Like most embedded Canadian reporters, Brewster spent the majority of his time in Kandahar. The war might not have looked as hopeless to him from Panjshir or Balkh. But he was in Afghanistan to cover the Canadian war effort, and Kandahar is where Canadian troops were based. The story Brewster tells is therefore a focused one. It’s not about the entire country, or even the entire war. It’s about Canada’s struggle in the insurgency’s heartland. It’s well done.

Chris Alexander approaches post 9/11 Afghanistan from a different perspective. He was a participant in much of the international politics that shaped the country.  This gave him unique access and insight that is reflected in the book. It is a political history, rather than a people’s one. Voices of politicians, civil servants, diplomats and senior military figures dominate over those of Pashtun farmers and army grunts.

But Alexander also lived in Afghanistan for years. He knows the country and its history well. His goal in writing the book, he says, is to convince readers that Afghanistan’s recovery is a worthy cause. Already, he says, there is much to celebrate.

Alexander doesn’t make this case as convincingly as he might have done — even to a reader who is inclined to agree with him. He focuses too much on political processes, rather than results that most Afghans might notice and appreciate.

“Within less than a month, the [Independent Directorate for Local Governance] produced a strategic framework for subnational governance in Afghanistan—a landmark in the country’s nation building,” Alexander writes. One could spend days trying to find an ordinary Afghan who had heard of the IDLG’s “strategic framework,” and weeks more locating one who thought it was a landmark of any sort.
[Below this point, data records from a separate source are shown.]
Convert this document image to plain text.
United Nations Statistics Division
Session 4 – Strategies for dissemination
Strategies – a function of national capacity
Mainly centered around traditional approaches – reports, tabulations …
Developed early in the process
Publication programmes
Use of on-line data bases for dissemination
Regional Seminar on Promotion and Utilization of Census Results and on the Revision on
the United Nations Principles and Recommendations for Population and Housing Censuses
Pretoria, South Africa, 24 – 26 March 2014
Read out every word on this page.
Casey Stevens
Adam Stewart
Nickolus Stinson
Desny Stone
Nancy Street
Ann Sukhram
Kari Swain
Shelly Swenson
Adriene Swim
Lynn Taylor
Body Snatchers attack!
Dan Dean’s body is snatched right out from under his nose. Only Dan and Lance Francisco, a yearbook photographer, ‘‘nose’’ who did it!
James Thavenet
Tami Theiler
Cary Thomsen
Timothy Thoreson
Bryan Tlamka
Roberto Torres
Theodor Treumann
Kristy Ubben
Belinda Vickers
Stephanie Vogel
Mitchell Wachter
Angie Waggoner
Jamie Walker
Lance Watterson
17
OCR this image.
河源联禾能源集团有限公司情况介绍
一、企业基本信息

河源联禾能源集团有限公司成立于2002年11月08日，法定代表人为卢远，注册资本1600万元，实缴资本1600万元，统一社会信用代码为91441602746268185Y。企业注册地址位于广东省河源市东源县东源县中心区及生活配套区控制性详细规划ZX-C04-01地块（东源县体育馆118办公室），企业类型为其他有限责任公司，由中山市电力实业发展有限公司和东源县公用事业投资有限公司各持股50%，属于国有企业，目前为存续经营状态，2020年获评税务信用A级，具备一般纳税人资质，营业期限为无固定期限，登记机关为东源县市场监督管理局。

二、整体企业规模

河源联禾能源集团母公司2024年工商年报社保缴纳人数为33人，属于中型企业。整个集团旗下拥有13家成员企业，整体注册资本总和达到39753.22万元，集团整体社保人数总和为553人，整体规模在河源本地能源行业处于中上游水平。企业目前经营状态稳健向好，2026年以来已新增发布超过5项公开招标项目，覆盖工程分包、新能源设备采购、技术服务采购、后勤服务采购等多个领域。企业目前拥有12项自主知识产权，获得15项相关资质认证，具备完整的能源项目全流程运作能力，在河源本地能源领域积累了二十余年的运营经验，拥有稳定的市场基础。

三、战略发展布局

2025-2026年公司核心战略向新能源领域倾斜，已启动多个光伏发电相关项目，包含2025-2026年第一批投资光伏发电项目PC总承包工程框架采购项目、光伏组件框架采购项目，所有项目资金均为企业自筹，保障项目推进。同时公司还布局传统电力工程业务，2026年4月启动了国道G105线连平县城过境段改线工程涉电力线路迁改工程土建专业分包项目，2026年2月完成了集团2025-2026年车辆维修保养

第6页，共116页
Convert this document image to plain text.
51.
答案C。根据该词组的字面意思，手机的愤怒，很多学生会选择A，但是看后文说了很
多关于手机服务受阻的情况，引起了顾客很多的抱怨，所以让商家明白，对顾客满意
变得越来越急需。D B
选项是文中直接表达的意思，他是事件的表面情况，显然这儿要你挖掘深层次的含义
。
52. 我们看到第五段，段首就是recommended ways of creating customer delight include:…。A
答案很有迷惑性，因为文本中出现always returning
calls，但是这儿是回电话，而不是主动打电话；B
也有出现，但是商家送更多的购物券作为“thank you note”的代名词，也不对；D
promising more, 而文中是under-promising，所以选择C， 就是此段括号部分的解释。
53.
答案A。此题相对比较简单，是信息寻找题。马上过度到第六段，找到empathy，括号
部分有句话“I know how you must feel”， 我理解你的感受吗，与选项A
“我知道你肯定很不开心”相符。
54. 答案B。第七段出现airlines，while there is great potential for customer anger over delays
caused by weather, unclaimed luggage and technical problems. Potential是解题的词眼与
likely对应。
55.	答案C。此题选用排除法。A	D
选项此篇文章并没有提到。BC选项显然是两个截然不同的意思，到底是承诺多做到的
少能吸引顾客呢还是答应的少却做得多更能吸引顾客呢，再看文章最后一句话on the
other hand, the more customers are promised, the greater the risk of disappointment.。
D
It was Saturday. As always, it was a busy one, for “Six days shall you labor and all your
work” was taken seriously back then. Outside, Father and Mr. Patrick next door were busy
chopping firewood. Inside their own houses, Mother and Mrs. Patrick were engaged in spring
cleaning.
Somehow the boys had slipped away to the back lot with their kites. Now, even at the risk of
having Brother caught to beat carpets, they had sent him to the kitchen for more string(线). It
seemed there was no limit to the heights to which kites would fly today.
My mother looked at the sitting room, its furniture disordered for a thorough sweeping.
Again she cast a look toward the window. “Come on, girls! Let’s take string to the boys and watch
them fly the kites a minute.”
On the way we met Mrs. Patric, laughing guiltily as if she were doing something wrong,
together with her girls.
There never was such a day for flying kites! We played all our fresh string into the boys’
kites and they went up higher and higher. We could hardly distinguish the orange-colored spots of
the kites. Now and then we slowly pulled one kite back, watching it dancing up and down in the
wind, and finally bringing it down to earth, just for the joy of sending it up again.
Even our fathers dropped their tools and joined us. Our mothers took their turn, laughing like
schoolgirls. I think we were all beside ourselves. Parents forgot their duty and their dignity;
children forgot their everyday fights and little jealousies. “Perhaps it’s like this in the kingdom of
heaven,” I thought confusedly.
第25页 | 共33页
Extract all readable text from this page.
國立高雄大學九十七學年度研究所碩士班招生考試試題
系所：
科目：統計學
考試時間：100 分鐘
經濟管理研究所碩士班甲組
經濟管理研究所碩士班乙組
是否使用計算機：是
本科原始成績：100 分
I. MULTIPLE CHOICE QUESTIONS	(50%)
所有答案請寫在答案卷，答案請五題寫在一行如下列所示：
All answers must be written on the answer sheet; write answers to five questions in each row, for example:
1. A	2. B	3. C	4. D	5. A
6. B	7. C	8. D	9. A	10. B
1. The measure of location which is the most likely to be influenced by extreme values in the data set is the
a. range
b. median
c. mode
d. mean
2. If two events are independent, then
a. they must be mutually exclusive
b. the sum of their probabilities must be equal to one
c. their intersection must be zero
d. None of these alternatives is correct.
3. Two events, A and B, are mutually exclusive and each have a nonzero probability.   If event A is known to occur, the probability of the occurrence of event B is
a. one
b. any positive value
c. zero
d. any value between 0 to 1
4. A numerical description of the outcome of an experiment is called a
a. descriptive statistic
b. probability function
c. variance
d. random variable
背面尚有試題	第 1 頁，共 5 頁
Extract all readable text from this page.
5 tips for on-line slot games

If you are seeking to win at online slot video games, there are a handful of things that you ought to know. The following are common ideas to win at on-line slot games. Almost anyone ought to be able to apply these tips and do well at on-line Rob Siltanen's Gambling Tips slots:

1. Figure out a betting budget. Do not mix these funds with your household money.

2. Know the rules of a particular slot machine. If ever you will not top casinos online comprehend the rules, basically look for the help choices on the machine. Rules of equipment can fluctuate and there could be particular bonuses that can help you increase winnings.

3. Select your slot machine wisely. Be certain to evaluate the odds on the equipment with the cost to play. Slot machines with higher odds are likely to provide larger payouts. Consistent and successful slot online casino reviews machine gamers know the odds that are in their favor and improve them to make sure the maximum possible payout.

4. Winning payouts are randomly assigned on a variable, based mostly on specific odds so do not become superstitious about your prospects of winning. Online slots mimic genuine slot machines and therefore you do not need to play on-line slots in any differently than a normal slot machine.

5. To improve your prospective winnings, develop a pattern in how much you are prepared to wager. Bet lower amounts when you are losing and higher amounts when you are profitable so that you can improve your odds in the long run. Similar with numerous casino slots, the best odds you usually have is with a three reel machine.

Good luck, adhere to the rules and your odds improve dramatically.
These criticisms, however, are dwarfed by Alexander’s singular accomplishment, which is to frame the conflict in Afghanistan for what it is: an anti-colonial struggle, waged not by the Taliban against America, NATO, and their puppet regime in Kabul; but by Afghans against the Pakistani military (which is to say the Pakistani state) and its proxies who wish to prevent Afghanistan’s re-establishment as a sovereign country.

Others have made this point, not least Afghan President Hamid Karzai, who once put it this way: “The government of Pakistan wants our children to serve as doormen at their hotels in Karachi instead of becoming doctors and engineers.”

Alexander, however, speaks with the authority of a former UN ambassador who confronted Pakistan’s duplicity directly for years. Most international diplomats who tried to deal with the country did, but too often they pretended — at least publicly — that black was white, white was black, and Pakistan wasn’t running a network of child suicide bomb dispatchers.

Alexander refers to a United National Assistance Mission in Afghanistan report that accurately described Pakistan’s role in the Afghanistan insurgency. “The tribal areas of Pakistan remain an important source of human and material assistance for suicide attacks in Afghanistan… In recent years, it has become increasingly clear that [the Federally Administered Tribal Areas] (along with Baluchistan) is not only a Taliban and al-Qaeda sanctuary, but also the base for Taliban decision making and its logistical apparatus.” Alexander’s bosses ordered it removed from all UN websites.

Alexander, to his credit, puts truth before politics. He does so, it seems, because he genuinely loves the country he spent six years trying to help. I’ll give him the last word:

“The UN, ISAF, NATO and the United States have not been fighting independent terrorists in Afghanistan. They have been fighting proxies carefully nurtured on Pakistani soil. The failure to describe this conflict in its true terms has simply prolonged it. Our inability to censure this behavior in the strongest political terms has merely encouraged it further. This appeasement must end.”